Thursday, April 10, 2014
Earlier this week, I wrote about the link between health insurance and health and suggested that socioeconomic factors such as education and wealth can be much more important for health than access to health care. There are some interesting studies in this area.
For example, researchers looked at health outcomes in England under that country’s National Health Service (NHS) and found that the higher the socioeconomic status of a person, the lower the death rate. People in the highest civil service grade for government employees had a mortality rate about half that of people in the lowest civil service grade, even though they all had good access to health care. In addition, the gap in mortality rates among men in England by socioeconomic status has actually widened over time since the introduction of the NHS in 1948.
Or consider an interesting policy experiment in Canada during the 1970s. For four years, the province of Manitoba guaranteed a minimum annual income for all residents of Dauphin, a small, rural city. Health status improved significantly. When Dauphin residents were compared with residents of other rural communities in Manitoba, the data showed that while people in Dauphin were more likely to be hospitalized before implementation of the minimum income program, the gap in hospitalization rates disappeared by the end of the program. The decline largely occurred for hospitalizations that tend to be sensitive to levels of income security.

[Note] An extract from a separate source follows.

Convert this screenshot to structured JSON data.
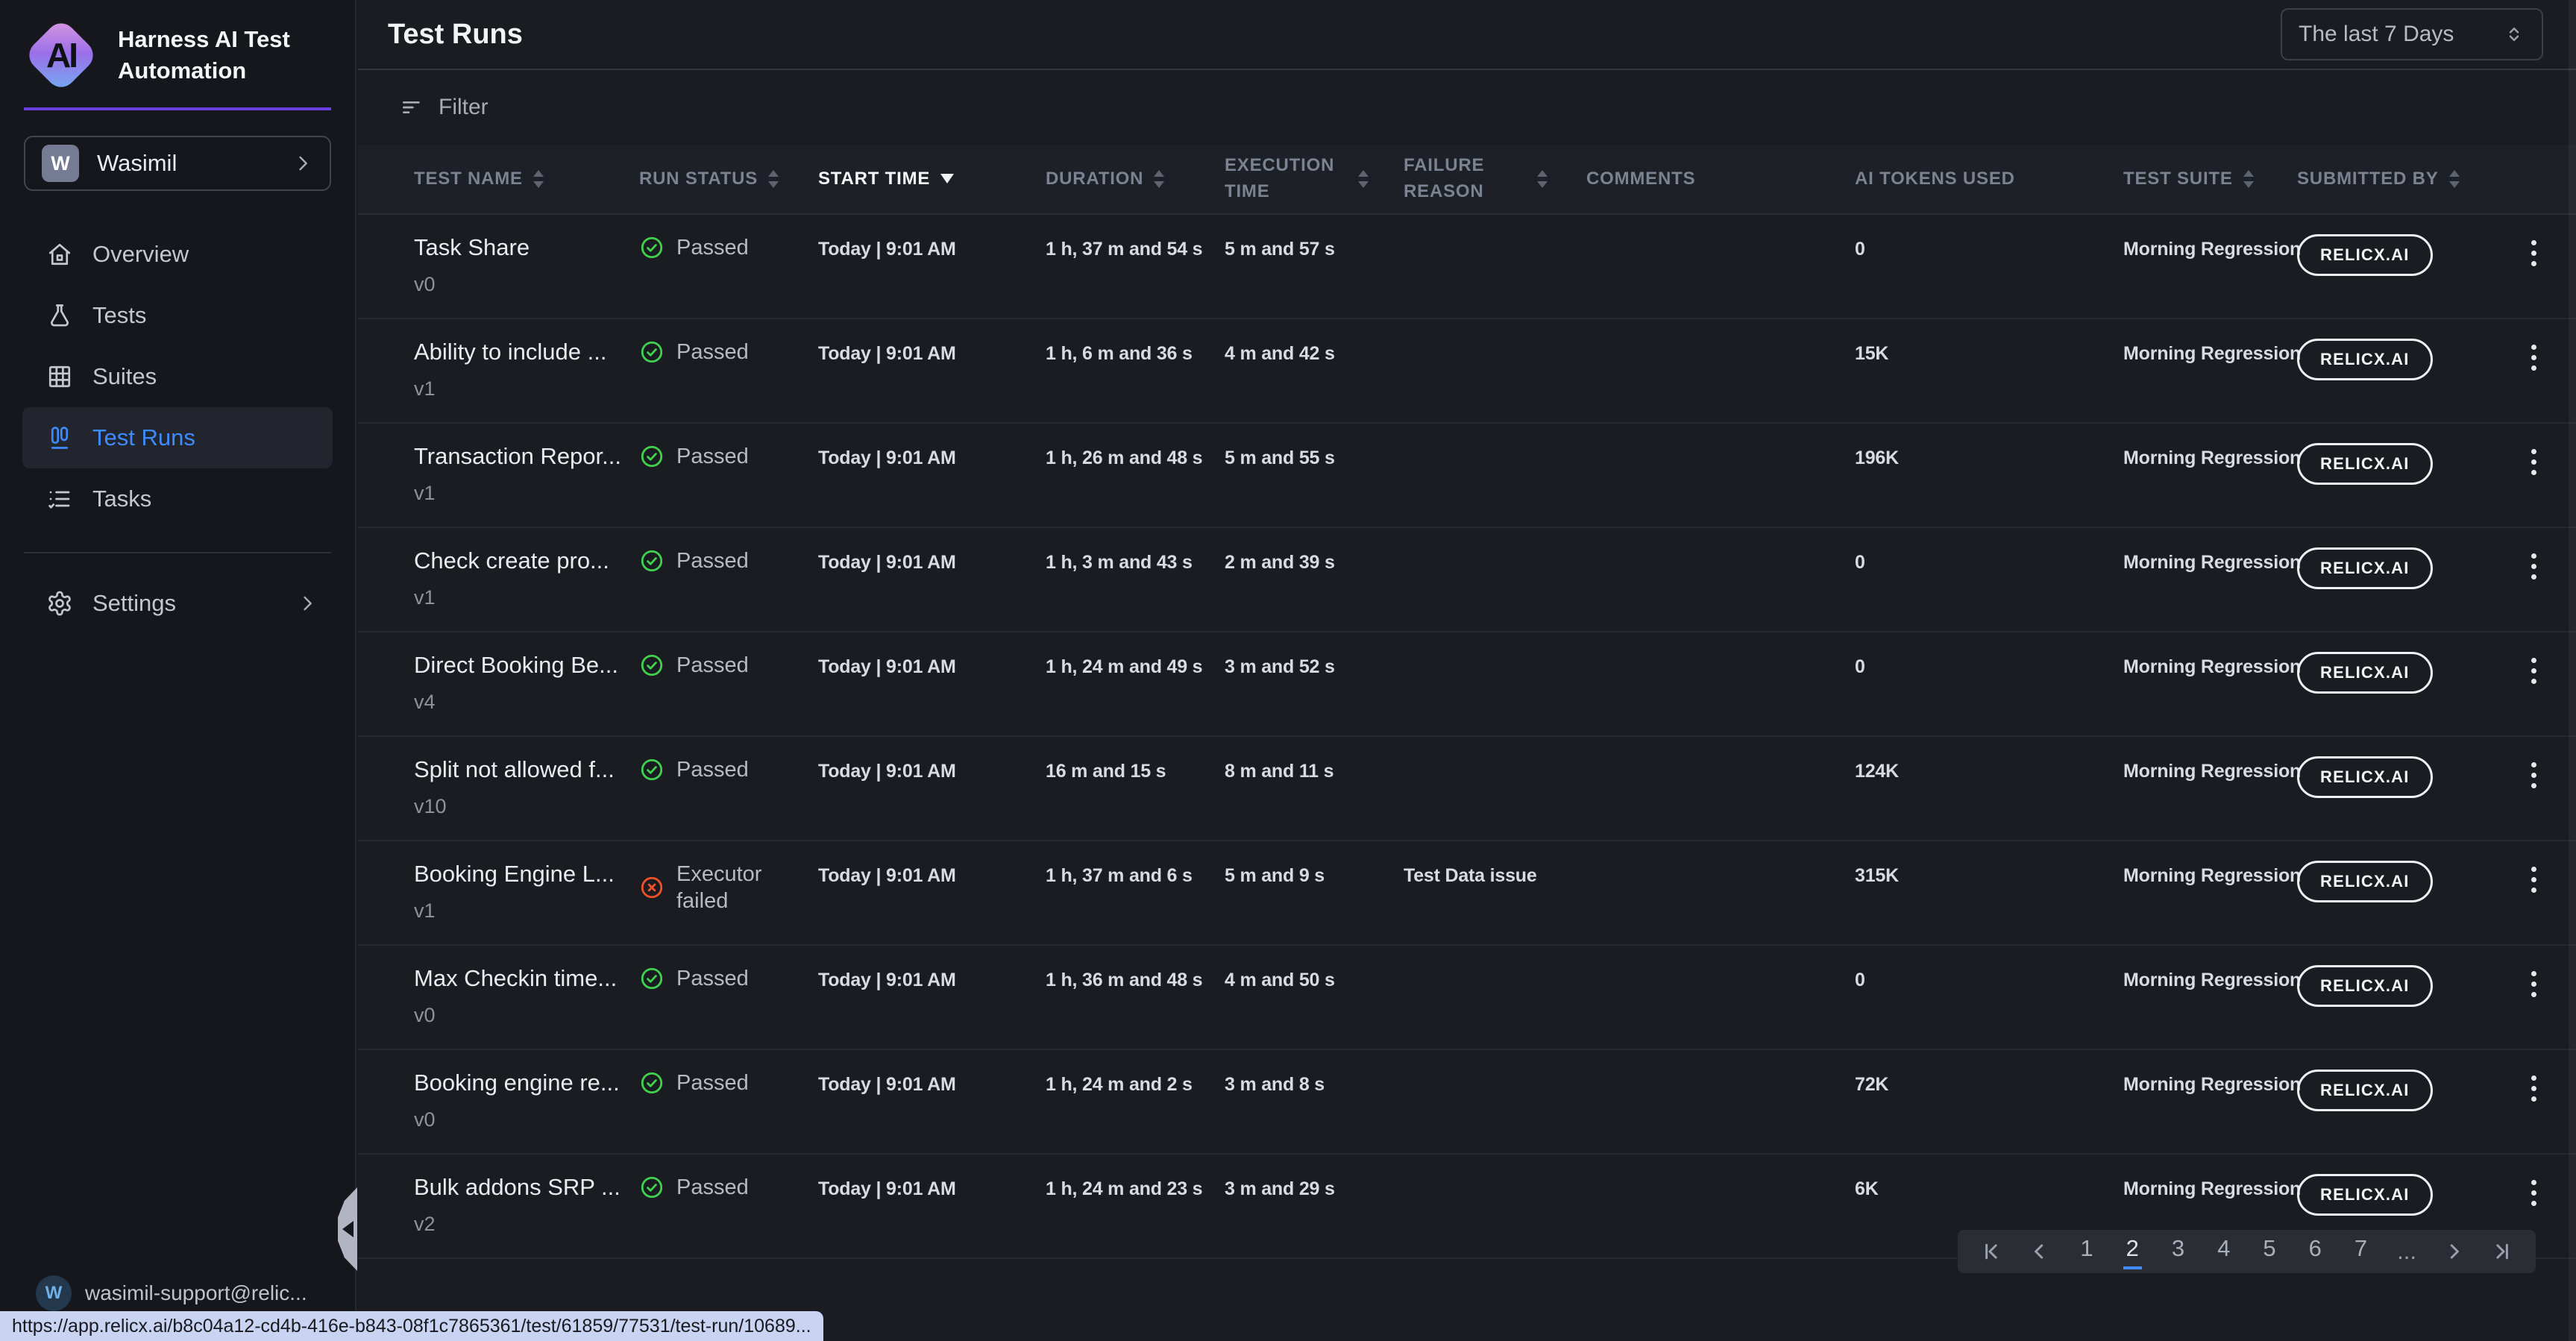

And the improvements in health status cannot be attributed to better access to health insurance. Manitoba had implemented a program of universal health insurance before the minimum income experiment, so the income benefits did not affect health insurance status.
U.S. data also illustrate the value of socioeconomic interventions for promoting health. Studies have found that the provision of housing for chronically homeless individuals decreases the number of hospital admissions, shortens the duration of hospitalizations, and reduces overall health care costs substantially.
No doubt there are important political reasons for dedicating dollars to improving health care coverage rather than socioeconomic status, but we’re not making the wisest investments with our limited resources.